Each year Dundee Contemporary Arts participates in a UK-wide campaign called Children’s Art Week and this year’s campaign had three themes, one of which was to promote working across generations.
When Sarah Derrick, head of the learning programme at DCA joined in a Stobswell Forum Zoom meeting to talk about ideas, she was introduced to Dundee Pensioners’ Forum who had put out a call asking for artworks or messages to go to retired and older people, who may be feeling even more isolated and lonely during the lockdown period.
Sarah explains: “Dorothy McHugh from Dundee Pensioners’ Forum told me: ‘We’re keen to encourage inter-generational engagement, so, really concentrating on reaching folk who are not digitally active – they seem to be easily forgotten about these days.
‘A wee letter or a drawing from a young person could be just the thing to lift the spirit during these long shut-in days.’
“So I decided to make one of our activities Say Hello With Art, for families and wee ones to make something for another person, with a message – it’s important to learn to think of others and be supportive.”
The power of art is well known to be beneficial to mental health and Sarah says: “We know from our older audiences at DCA that viewing and making art is very stimulating, giving insights into ideas and ways of viewing the world and makes space to think about things other than the day to day, which in itself can be very uplifting and restorative.
“But the key feedback is the pleasure of connection with others, having shared experiences and a space for personal expression.
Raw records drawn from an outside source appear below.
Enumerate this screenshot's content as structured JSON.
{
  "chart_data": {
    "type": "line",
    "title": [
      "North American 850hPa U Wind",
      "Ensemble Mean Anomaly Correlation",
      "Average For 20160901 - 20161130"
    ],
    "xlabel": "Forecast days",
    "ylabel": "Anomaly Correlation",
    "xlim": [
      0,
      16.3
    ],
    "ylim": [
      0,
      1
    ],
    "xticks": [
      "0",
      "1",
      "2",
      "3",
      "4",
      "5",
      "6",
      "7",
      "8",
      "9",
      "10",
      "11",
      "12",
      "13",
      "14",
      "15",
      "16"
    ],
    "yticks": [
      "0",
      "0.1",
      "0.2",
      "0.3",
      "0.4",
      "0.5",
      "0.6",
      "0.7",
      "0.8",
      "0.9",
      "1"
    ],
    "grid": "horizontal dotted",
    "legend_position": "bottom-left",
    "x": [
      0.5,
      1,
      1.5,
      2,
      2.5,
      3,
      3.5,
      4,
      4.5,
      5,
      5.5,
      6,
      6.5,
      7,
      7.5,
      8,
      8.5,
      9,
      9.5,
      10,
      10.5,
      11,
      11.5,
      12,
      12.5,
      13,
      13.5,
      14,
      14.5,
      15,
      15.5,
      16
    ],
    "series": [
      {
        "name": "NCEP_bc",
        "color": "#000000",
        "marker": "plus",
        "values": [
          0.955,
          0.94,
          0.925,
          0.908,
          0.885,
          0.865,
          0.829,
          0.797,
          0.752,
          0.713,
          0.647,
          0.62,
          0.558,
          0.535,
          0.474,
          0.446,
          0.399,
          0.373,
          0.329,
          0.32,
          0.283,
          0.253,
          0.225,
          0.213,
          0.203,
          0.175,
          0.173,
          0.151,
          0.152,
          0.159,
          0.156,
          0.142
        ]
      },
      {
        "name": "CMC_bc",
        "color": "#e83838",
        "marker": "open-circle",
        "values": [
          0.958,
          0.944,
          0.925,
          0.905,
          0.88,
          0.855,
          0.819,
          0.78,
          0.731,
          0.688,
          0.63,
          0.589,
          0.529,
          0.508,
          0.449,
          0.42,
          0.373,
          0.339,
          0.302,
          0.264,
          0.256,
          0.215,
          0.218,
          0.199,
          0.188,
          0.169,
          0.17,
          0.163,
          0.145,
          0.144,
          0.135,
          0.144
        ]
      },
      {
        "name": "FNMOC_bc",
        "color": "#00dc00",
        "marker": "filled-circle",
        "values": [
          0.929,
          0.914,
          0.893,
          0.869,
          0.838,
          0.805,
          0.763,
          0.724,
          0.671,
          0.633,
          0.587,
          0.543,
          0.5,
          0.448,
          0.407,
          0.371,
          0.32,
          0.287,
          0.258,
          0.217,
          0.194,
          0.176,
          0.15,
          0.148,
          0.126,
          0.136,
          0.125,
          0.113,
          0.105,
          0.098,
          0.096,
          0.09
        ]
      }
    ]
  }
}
“There is a lot of research out there but the recent BBC/UCL research coming out of the Great British Creativity Test is very succinct. The research shows there are three main ways we use creativity as coping mechanisms to control our emotions: a distraction tool – using creativity to avoid stress, a contemplation tool – using creativity to give us the mind space to reassess problems in our lives and make plans, and as means of self-development building up self-esteem and confidence,” she continues.
“It also shows that we get emotional benefits from even one session of creative activity, plus when we’re facing difficult times in our lives that creative activities are particularly beneficial for our emotions.
“And in terms of positive impacts on older people if we look at the work of The Baring Foundation (which improves the quality of life of people facing disadvantage and discrimination), their research shows that even when people have enjoyed engaging with the arts and culture through their childhood and working lives, that participation declines rapidly after 65 for the majority.
“As a result many arts organisations do much to combat loneliness and signs of dementia or Alzheimer’s by making work with and for older people.”
Feedback for both pensioners has been really positive: “Wee ones and their teacher at Coldside Hub in Rosebank Primary School and older children at a Boomerang lunch club enjoyed thinking about their messages to older folk as they made their artworks – they enjoyed the thought that their artwork would be going to cheer someone up,” says Sarah.
“And on receipt of the first bundle of artworks we delivered, Dorothy McHugh from Dundee Pensioners’ Forum Said: ‘Thank you for these drawings – they are just wonderful, beautiful colours and messages that will lift our spirits. Our members will love them.’”
Sarah is loving being part of the project, enthusing: “It’s such a simple thing – sharing an artwork and a message – any age can do it: a family, a class, a club, a group of friends. And it can have a big impact on an isolated older person.
“We will just keep the idea going from now on, collecting artwork and pictures made by children and then colour copying them so we have multiples to go out, with maybe some activities and ideas, via Dundee Pensioners’ Forum on a regular basis.
“If you visit DCA Create Space we will have activity packs with ideas for making artworks and you can find lots of Monday Makes and activity sheets online that you can download from the DCA website,” she explains.
“We’d love more families, children, clubs, group, anyone, to make artwork and messages for Say Hello With Art, and send them in via post to DCA Learning Team, Dundee Contemporary Arts, 152 Nethergate, Dundee, DD1 4DY, email them to us at firstname.lastname@example.org, or make some artwork in our Create Space when it reopens today.
“As we get ready to reopen our doors after months of closure, we’re looking for the support of our audiences to help DCA weather the impact of Covid-19 and are asking for donations via our website to help us do this.
“Every donation made helps us to continue our work with the communities of Dundee and keep enriching people’s lives through art, culture and creativity.”